La sera della fatidica fumata bianca, un gabbiano reale adulto ha attraversato più volte lo schermo dei televisori per poi appollaiarsi proprio sul comignolo della Cappella Sistina. I gabbiani reali a Roma (unica città europea in cui a tanti chilometri dal mare i gabbiani nidifichino in gran numero) discendono tutti da una femmina di gabbiano che mi fu portata ferita dall’isola di Giannutri nel 1973 e che io depositai nella vasca delle foche del Giardino Zoologico di Roma. Dopo un anno, un gabbiano reale maschio che passava di lì se ne innamorò e insieme decisero di metter su famiglia sulle finte rocce di cemento dello zoo. I figli nati dal loro matrimonio si moltiplicarono e oggi Roma vanta una popolazione di gabbiani urbani di circa mille individui che nidifica sui tetti di monumenti e palazzi.

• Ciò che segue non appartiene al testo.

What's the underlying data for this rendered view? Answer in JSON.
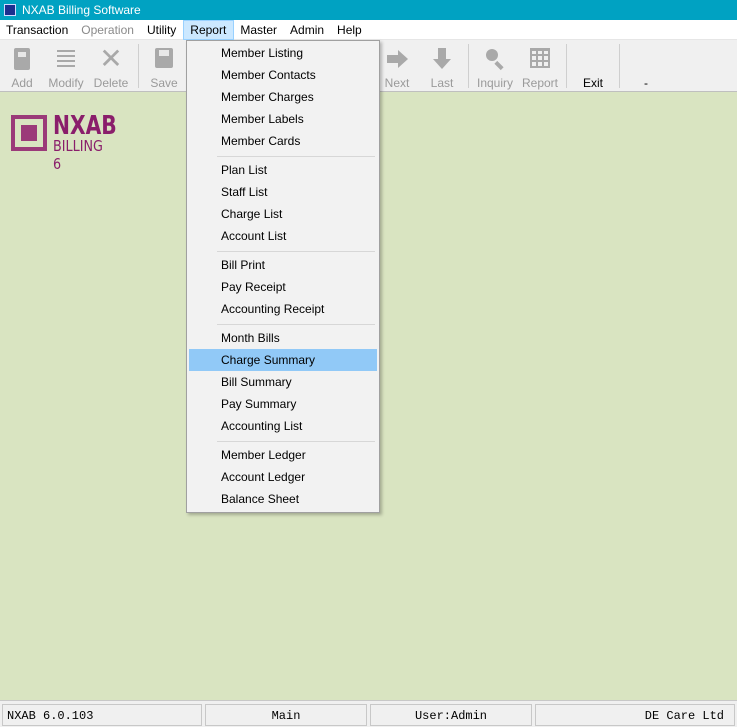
{
  "window": {
    "title": "NXAB Billing Software"
  },
  "menubar": [
    {
      "label": "Transaction",
      "state": "normal"
    },
    {
      "label": "Operation",
      "state": "disabled"
    },
    {
      "label": "Utility",
      "state": "normal"
    },
    {
      "label": "Report",
      "state": "active"
    },
    {
      "label": "Master",
      "state": "normal"
    },
    {
      "label": "Admin",
      "state": "normal"
    },
    {
      "label": "Help",
      "state": "normal"
    }
  ],
  "toolbar": {
    "add": "Add",
    "modify": "Modify",
    "delete": "Delete",
    "save": "Save",
    "next": "Next",
    "last": "Last",
    "inquiry": "Inquiry",
    "report": "Report",
    "exit": "Exit",
    "dash": "-"
  },
  "logo": {
    "brand": "NXAB",
    "sub": "BILLING 6"
  },
  "report_menu": {
    "groups": [
      [
        "Member Listing",
        "Member Contacts",
        "Member Charges",
        "Member Labels",
        "Member Cards"
      ],
      [
        "Plan List",
        "Staff List",
        "Charge List",
        "Account List"
      ],
      [
        "Bill Print",
        "Pay Receipt",
        "Accounting Receipt"
      ],
      [
        "Month Bills",
        "Charge Summary",
        "Bill Summary",
        "Pay Summary",
        "Accounting List"
      ],
      [
        "Member Ledger",
        "Account Ledger",
        "Balance Sheet"
      ]
    ],
    "highlighted": "Charge Summary"
  },
  "statusbar": {
    "version": "NXAB 6.0.103",
    "module": "Main",
    "user": "User:Admin",
    "company": "DE Care Ltd"
  },
  "colors": {
    "titlebar": "#00a2c2",
    "workspace": "#d9e4c1",
    "logo": "#8a1e6b",
    "menu_highlight": "#91c9f7"
  }
}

Dato questo mio legame con il grande uccello marino, ho voluto il giorno dopo commentare l’episodio del gabbiano della Sistina in un breve articolo sul Corriere della Sera che mi piace trascrivere qui, dopo esser stato confortato dalle recenti dichiarazioni di Francesco I sulla necessità di difendere il creato.
Sarebbe sconveniente assumere la visione del gabbiano appollaiato sul comignolo della Cappella Sistina a simbolo dello Spirito Santo sceso a illuminare i cardinali nella loro decisione finale. Essa però può confortarci, assieme all’inaspettata scelta del nome di Francesco da parte del cardinale Bergoglio, sulla futura disponibilità della Chiesa di rivolgere attenzione, oltre che ai derelitti e ai poveri umani, ai nostri innocenti fratelli minori, piumati, villosi o squamosi che si trovano incolpevolmente a dover dividere con noi il Pianeta.
Anni fa, quando la natura in Italia era ancor più maltrattata che non oggi, scrissi all’allora Pontefice una lettera, a firma di S. Francesco, offrendo le sue dimissioni da patrono di un popolo che così poco amava le piante e perseguitava gli animali. Questa scherzosa provocazione fece il giro del mondo.
L’assunzione, da parte del nuovo Pontefice, del nome del Poverello d’Assisi – che dialogava con gli uccelli, predicava ai pesci, chiedeva all’ortolano del Convento di rispettare le pianticelle selvatiche e strinse un compromesso storico col lupo di Gubbio – ci riempie di speranza e di gioia.
Finora – a parte la famosa immagine di Pio XII con il cardellino che gli cinguettava attorno mentre si faceva la barba, le escursioni di Papa Wojtyla al Parco d’Abruzzo e le generiche dichiarazioni in favore dell’ambiente da parte dei Pontefici – pochi o nulli riferimenti a piante e animali si possono trovare nelle omelie e nelle encicliche pontificali.
Eppure tutte le meraviglie viventi che compongono il Creato hanno, oggi più che mai, tanto bisogno di attenzioni e cure, dato che l’uomo sta rapidamente portandole all’estinzione o le sottopone a trattamenti crudeli e inutili come la vivisezione.
Chissà quanti cattolici devoti gioirebbero nel vedere accomunati nel rispetto della vita anche le piante e gli animali – finora tenuti in disparte dalla Chiesa col timore di un ritorno al panteismo – riconoscendo in ogni espressione della natura, dagli uccelli del cielo ai gigli dei campi citati da Gesù (Luca, 12,22), l’impronta sacra del Creatore di ogni cosa.